Fraudulent use of the Government’s coronavirus Bounce Back loans will be prosecuted, the Treasury has warned after it emerged some business owners are using the money to buy houses and supercars.
The scheme is designed to help businesses that are struggling because of the pandemic, by giving them access to loans of up to £50,000 that are interest-free for the first 12 months.
However, it has emerged that a minority are abusing the scheme.
Saba Amari, of supercar dealership Amari said one customer tried to put a deposit on a new Lamborghini SVJ worth more than £250,000 using money from a Bounce Back loan.
The number of requests from buyers trying to purchase using the loans was in the double digits and rising, said Mrs Amari, with most demand for the “cheaper Porsches, at about £100,000”.
To take out a Bounce Back loan, the borrower must confirm to the lender that the funds will only be used to provide economic benefit to the business and not personal gain. However, the terms of the loan can be tricky to police.
Chris Sykes of mortgage broker Private Finance said he has had requests from landlords trying to purchase buy-to-let properties using a Bounce Back loan as the entire deposit, as well as people trying to buy their own first home. “Now they have a large inflow of cash, they want to use it to get on the ladder,” he said.
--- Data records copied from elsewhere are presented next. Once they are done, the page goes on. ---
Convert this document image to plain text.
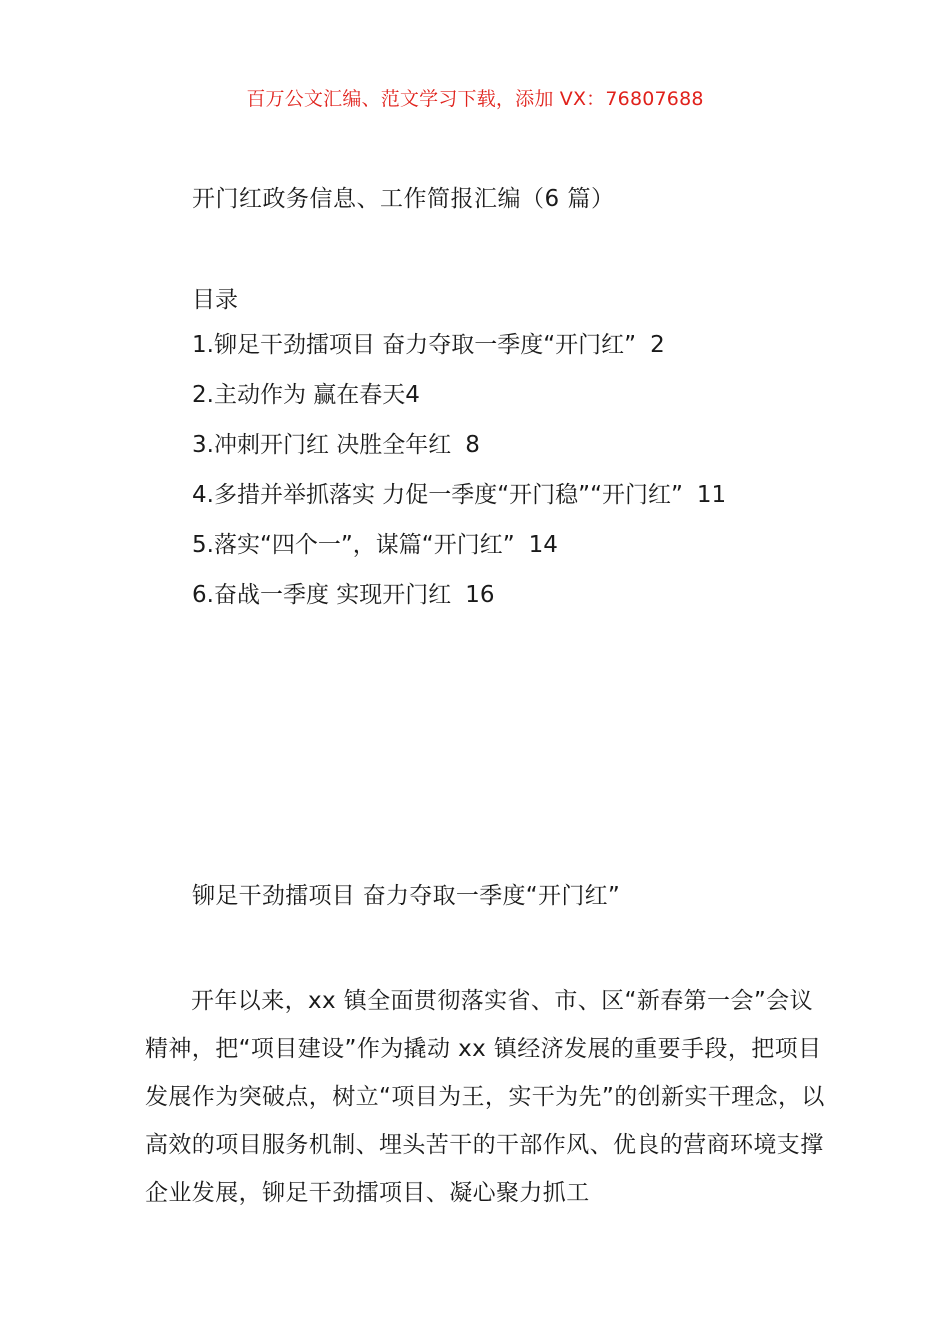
百万公文汇编、范文学习下载，添加 VX：76807688
开门红政务信息、工作简报汇编（6 篇）
目录
1.铆足干劲擂项目 奋力夺取一季度“开门红” 2
2.主动作为 赢在春天4
3.冲刺开门红 决胜全年红 8
4.多措并举抓落实 力促一季度“开门稳”“开门红” 11
5.落实“四个一”，谋篇“开门红” 14
6.奋战一季度 实现开门红 16
铆足干劲擂项目 奋力夺取一季度“开门红”

开年以来，xx 镇全面贯彻落实省、市、区“新春第一会”会议精神，把“项目建设”作为撬动 xx 镇经济发展的重要手段，把项目发展作为突破点，树立“项目为王，实干为先”的创新实干理念，以高效的项目服务机制、埋头苦干的干部作风、优良的营商环境支撑企业发展，铆足干劲擂项目、凝心聚力抓工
A Treasury spokesman said: “We’ve been clear that the loans must be repaid and banks are undertaking appropriate precautions against fraud, including customer checks and the monitoring of transactions. Any fraudulent applications can be criminally prosecuted.
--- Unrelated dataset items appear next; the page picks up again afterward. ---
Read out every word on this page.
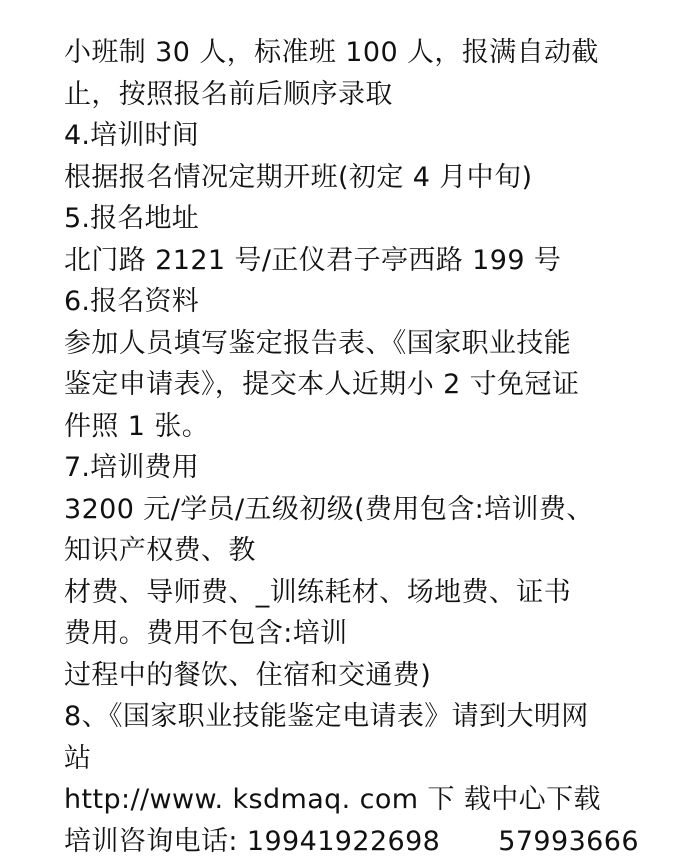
小班制 30 人，标准班 100 人，报满自动截
止，按照报名前后顺序录取
4.培训时间
根据报名情况定期开班(初定 4 月中旬)
5.报名地址
北门路 2121 号/正仪君子亭西路 199 号
6.报名资料
参加人员填写鉴定报告表、《国家职业技能
鉴定申请表》，提交本人近期小 2 寸免冠证
件照 1 张。
7.培训费用
3200 元/学员/五级初级(费用包含:培训费、
知识产权费、教
材费、导师费、_训练耗材、场地费、证书
费用。费用不包含:培训
过程中的餐饮、住宿和交通费)
8、《国家职业技能鉴定电请表》请到大明网
站
http://www. ksdmaq. com 下 载中心下载
培训咨询电话: 19941922698 57993666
“The Government expects everyone to act responsibly and in the spirit of the package, and only claim and use support as intended.”
Some business owners have taken out the loans because they are cheap and readily available, rather than because they need them, Mrs Amari said. “My concern is that I don’t think these loans have been vetted properly and the taxpayer will be picking up the bill. In the long run is it not just weakening our economy?”
Amari has not accepted requests from clients wishing to buy with the loans.
Nick Morrey of John Charcol mortgage brokers said that lenders did not want to offer mortgages to buyers using the loans, as it suggested they were in financial difficulty. However, buyers could use their own savings for the deposit and then replenish their bank account with the loan.
“This is a problem which is starting, and I suspect it will grow,” said Mr Morrey.
In May, Paul Smith, who has a property portfolio and runs Touchstone Education, which provides investment training courses, posted a video on his YouTube channel advising his 12,000 followers to take out the loans. “There is no caveat or limits with what you can do with that,” he said.
A spokesman for the British Business Bank (BBB) said it was closely monitoring the situation. It has set up a fraud prevention working group that is co-hosted weekly by UK Finance, the lending body, and Cifas, the fraud prevention service. Members include lenders accredited by the BBB.
“Of course we are concerned that a small number of borrowers may be allegedly using the Bounce Back Loan scheme to personal purposes rather than for business purposes,” the BBB spokesman said.
Businesses are only eligible for the loans if they have been adversely impacted by Covid-19 and the borrower is responsible for repaying the loan, including interest at 2.5pc after the first year. Anyone providing inaccurate information or attempting to gain financial advantage dishonestly “will be liable to criminal prosecution for fraud”, they added.
The Bounce Back loan scheme has helped more than 800,000 small firms stay afloat.